As with many of Schrader’s almost 20 past films, the core of the story is a character seeking redemption; but in The Card Counter the audience is immediately informed to the guilt of the man.
“I am always looking for occupational metaphors,” explains Schrader to the press. “That started with Taxi Driver and has continued throughout my career. There is this lack of responsibility in contemporary society. Society forgives Will but he cannot forgive himself. What he did was not just a crime.”
That wrongdoing is encased in the horrors of Abu Ghraib, which during the military prison where, during the early stages of the Iraq War, the United States Army and the CIA committed a series of human rights violations and war crimes against detainees, most notably extreme physical and sexual torture.
Emphasizing that he wasn’t making a film to redo history, or dissect American Imperialism, Schrader did acknowledge that he utilized American exceptionalism to navigate his main character’s arc. “You can’t get hung up on making a big statement. Make a small statement and let others make a big statement.”

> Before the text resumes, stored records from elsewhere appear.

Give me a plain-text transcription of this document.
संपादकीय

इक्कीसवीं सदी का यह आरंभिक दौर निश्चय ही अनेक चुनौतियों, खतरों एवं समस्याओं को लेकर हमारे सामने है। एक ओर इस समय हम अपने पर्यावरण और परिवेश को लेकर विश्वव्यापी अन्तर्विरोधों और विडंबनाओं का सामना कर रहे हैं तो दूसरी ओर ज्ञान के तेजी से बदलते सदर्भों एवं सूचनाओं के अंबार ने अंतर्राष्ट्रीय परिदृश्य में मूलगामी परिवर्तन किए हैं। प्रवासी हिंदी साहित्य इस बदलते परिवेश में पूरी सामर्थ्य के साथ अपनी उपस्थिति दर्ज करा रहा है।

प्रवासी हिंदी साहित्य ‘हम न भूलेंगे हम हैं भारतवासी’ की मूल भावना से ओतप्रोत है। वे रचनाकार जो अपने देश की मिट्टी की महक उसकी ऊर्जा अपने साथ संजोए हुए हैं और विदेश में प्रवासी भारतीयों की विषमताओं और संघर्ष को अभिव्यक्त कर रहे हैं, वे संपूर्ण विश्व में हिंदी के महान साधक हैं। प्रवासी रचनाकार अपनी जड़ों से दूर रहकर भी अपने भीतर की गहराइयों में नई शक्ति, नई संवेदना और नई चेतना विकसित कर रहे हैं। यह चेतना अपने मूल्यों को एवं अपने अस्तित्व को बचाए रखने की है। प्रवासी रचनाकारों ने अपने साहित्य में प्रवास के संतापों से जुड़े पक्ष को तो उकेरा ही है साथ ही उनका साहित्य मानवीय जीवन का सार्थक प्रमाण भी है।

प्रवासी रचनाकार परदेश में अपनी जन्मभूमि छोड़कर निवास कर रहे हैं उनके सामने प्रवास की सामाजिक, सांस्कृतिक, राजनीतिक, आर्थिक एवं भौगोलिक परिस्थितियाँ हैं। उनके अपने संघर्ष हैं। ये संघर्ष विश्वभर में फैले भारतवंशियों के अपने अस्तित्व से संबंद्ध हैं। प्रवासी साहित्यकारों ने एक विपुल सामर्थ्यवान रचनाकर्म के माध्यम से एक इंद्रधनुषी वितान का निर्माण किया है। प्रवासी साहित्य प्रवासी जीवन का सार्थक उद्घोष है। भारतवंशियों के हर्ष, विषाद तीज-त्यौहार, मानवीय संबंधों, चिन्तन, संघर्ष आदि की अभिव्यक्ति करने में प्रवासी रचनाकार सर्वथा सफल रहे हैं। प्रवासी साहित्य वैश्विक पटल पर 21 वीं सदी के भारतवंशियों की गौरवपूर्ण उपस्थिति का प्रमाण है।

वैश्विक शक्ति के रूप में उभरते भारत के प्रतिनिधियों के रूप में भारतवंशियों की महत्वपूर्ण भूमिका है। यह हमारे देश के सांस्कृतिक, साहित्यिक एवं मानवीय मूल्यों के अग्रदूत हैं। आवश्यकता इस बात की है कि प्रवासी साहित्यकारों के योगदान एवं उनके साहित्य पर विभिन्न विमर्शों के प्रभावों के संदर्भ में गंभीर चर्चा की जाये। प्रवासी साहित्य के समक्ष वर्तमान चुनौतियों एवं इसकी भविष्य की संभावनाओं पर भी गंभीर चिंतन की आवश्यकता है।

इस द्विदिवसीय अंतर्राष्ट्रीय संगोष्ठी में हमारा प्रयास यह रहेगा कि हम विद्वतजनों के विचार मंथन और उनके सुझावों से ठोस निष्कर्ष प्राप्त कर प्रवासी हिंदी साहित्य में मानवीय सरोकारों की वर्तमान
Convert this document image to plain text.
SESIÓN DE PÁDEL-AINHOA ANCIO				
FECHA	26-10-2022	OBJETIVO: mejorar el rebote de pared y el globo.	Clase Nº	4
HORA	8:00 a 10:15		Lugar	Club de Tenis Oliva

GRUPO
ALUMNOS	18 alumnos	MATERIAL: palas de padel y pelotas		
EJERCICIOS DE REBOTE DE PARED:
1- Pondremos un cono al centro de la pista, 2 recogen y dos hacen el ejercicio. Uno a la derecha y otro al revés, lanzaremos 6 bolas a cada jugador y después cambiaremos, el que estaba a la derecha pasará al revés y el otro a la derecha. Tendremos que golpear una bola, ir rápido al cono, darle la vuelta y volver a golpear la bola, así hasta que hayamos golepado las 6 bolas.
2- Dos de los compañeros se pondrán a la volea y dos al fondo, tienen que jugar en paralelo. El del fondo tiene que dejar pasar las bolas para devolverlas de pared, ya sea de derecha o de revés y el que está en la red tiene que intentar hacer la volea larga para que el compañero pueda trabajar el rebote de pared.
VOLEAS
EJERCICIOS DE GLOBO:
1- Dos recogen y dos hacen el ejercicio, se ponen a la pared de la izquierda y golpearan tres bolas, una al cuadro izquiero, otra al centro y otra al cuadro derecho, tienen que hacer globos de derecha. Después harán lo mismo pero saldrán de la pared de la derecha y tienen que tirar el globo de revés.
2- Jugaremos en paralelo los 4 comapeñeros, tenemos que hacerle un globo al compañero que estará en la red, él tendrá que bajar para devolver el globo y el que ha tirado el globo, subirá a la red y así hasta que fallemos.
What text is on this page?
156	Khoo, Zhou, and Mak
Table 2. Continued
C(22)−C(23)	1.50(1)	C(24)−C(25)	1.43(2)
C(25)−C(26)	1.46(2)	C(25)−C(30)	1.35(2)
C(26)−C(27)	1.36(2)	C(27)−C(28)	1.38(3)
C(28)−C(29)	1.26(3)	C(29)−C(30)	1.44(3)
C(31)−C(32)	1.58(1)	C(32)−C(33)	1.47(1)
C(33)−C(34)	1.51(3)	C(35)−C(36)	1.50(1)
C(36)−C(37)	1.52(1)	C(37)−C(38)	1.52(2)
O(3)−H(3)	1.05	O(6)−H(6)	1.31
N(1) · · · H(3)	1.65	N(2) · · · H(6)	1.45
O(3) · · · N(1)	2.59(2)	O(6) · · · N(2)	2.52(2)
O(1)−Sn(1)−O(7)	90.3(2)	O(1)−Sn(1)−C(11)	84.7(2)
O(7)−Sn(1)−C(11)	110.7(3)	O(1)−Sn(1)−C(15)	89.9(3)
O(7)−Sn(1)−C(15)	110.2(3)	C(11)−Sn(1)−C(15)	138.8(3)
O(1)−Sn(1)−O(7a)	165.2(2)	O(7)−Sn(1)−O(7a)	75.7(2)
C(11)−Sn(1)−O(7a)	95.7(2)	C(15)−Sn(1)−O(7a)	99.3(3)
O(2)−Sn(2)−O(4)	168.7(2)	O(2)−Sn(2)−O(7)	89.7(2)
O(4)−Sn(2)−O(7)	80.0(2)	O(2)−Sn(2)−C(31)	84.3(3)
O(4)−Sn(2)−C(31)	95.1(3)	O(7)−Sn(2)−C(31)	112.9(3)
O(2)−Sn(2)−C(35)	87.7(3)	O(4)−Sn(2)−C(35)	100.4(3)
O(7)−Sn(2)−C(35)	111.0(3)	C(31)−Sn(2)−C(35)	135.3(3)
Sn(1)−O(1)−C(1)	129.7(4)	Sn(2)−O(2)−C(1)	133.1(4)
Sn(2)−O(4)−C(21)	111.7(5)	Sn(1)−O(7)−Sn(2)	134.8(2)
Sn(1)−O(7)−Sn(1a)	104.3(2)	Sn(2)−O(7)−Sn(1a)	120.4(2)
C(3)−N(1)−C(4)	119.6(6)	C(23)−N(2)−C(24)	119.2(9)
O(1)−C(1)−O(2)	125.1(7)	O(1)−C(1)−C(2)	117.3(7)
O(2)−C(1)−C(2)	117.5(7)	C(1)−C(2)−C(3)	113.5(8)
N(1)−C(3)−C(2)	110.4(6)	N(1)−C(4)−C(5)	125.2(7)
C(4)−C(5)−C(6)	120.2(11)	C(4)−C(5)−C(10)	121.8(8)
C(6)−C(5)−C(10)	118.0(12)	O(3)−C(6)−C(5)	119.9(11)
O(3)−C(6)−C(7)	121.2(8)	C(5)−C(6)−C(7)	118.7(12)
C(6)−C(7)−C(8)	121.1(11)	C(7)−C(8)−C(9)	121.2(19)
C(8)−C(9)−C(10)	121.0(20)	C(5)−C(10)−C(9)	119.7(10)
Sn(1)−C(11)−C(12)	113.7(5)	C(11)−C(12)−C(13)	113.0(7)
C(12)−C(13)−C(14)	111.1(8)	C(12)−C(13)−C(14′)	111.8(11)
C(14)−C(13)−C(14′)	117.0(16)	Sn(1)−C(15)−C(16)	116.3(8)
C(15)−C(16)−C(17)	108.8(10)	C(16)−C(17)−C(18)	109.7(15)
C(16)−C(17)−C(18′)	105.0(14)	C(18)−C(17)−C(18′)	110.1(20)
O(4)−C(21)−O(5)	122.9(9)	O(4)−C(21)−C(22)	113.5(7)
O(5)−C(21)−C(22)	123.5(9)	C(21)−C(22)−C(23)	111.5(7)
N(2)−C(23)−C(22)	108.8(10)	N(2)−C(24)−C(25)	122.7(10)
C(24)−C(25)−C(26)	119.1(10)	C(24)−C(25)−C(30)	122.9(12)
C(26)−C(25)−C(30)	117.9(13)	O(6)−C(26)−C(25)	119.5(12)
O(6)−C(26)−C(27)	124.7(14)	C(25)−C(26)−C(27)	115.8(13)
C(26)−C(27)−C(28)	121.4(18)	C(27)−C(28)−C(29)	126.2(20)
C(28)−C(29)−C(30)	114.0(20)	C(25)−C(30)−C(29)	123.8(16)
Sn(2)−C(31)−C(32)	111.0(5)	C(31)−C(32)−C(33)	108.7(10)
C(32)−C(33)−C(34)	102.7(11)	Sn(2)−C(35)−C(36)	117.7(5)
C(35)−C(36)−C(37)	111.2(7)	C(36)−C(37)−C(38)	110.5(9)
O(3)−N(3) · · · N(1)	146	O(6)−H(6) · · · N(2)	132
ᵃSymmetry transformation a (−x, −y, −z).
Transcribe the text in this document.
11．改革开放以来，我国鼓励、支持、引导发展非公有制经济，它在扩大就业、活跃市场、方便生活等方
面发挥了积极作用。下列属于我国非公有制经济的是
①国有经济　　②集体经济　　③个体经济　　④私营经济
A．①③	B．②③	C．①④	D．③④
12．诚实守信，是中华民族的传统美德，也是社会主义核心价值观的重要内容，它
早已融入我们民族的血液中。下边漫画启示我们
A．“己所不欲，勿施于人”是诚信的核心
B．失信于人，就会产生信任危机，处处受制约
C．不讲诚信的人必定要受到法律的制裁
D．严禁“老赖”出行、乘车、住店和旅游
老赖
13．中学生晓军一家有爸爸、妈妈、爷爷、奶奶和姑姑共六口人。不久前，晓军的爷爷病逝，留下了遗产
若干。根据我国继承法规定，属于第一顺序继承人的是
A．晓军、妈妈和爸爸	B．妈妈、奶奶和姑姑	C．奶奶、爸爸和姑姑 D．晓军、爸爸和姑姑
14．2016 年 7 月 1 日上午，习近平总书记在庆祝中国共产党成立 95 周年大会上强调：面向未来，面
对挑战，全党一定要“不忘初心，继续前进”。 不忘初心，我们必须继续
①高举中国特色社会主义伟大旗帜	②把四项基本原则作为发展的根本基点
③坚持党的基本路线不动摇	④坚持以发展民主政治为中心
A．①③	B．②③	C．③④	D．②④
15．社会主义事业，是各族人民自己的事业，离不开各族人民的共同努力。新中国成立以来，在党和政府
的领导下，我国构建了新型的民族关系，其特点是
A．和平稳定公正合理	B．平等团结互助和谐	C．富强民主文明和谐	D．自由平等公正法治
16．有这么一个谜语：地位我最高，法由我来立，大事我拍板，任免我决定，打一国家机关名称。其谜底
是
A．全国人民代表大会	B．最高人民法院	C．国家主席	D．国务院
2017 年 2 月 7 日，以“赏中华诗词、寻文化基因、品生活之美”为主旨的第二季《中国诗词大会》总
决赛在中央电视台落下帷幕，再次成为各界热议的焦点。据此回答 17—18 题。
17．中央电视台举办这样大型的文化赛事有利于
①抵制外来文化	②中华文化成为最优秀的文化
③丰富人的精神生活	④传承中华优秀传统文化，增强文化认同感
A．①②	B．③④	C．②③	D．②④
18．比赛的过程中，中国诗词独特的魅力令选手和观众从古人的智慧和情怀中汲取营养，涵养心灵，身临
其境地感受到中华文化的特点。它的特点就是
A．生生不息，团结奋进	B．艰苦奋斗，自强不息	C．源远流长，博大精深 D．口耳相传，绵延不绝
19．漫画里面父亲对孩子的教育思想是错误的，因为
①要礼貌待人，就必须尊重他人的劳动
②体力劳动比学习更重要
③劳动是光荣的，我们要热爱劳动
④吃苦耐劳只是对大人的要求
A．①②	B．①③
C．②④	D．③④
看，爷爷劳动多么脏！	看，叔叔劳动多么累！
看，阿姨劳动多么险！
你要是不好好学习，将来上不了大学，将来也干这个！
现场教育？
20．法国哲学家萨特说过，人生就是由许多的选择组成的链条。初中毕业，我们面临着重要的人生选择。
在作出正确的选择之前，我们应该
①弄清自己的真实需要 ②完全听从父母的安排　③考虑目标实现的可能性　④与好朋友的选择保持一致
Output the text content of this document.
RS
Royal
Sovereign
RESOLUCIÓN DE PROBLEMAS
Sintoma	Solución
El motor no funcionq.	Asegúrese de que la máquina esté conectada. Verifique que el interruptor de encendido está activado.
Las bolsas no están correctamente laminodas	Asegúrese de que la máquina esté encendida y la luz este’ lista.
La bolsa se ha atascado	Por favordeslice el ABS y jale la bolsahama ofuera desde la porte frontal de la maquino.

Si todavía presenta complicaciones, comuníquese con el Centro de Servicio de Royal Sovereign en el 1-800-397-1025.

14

If that sounds like a gamble, then the metaphor of bets and wagers could also be applied to his characters, each of whom seems to gamble with their own life, a personal concept not lost on them.
“I am not a big fan of gambling,” declares Haddish, whose career breakout was the comedy smash Girls Trip. “I will play for two hours with $20 dollars and then walk away. But I gambled years ago with my rent money to take an acting class. I took a chance on myself. I didn’t pay the rent and went homeless but I told my mother it would pay off in the long run.” Then the actress pauses for a second and soaks up the room. “It paid off. I am here in Venice.”
Isaac concurs, recalling how his own initial venture to New York landed him not only an audition for an off-Broadway play, but the possibility to audition for Juilliard, one of the premiere acting schools in the United States.
For the Golden Globe-nominated actor, who relishes the opportunity to step into the world of character ‘weirdness’, William Tell was a step beyond. “William is very mysterious and even though I read the script and understood his voice-overs, I thought the story was going someplace different … It was difficult to get a bead on the character.”
Schrader suggested he read the book The Body Keeps Score to help him find that rhythm, and while the insight assisted him into how the body processes trauma, Isaac had to do a bit more research to nail down the skill set of a seasoned gamester. He spent over a month with a card expert, learning not only his way around a deck but also basic tricks. Filming at actual casinos, Isaac would sneak away during his lunch break to play with the locals. His motivation was for his director to never have to cut from his face to someone else’s hands.
For Schrader, who sees a return to collaboration with Martin Scorsese after a 22-year absence (the Golden Globe-winning Director executive produced), acknowledges that it has never been easier to make a movie, the process now being cheaper and faster. “Anyone with an iPhone can make a movie,” he reveals, “but not everyone with a movie can make a living. I would hate to have to create a name for myself in this digital era.”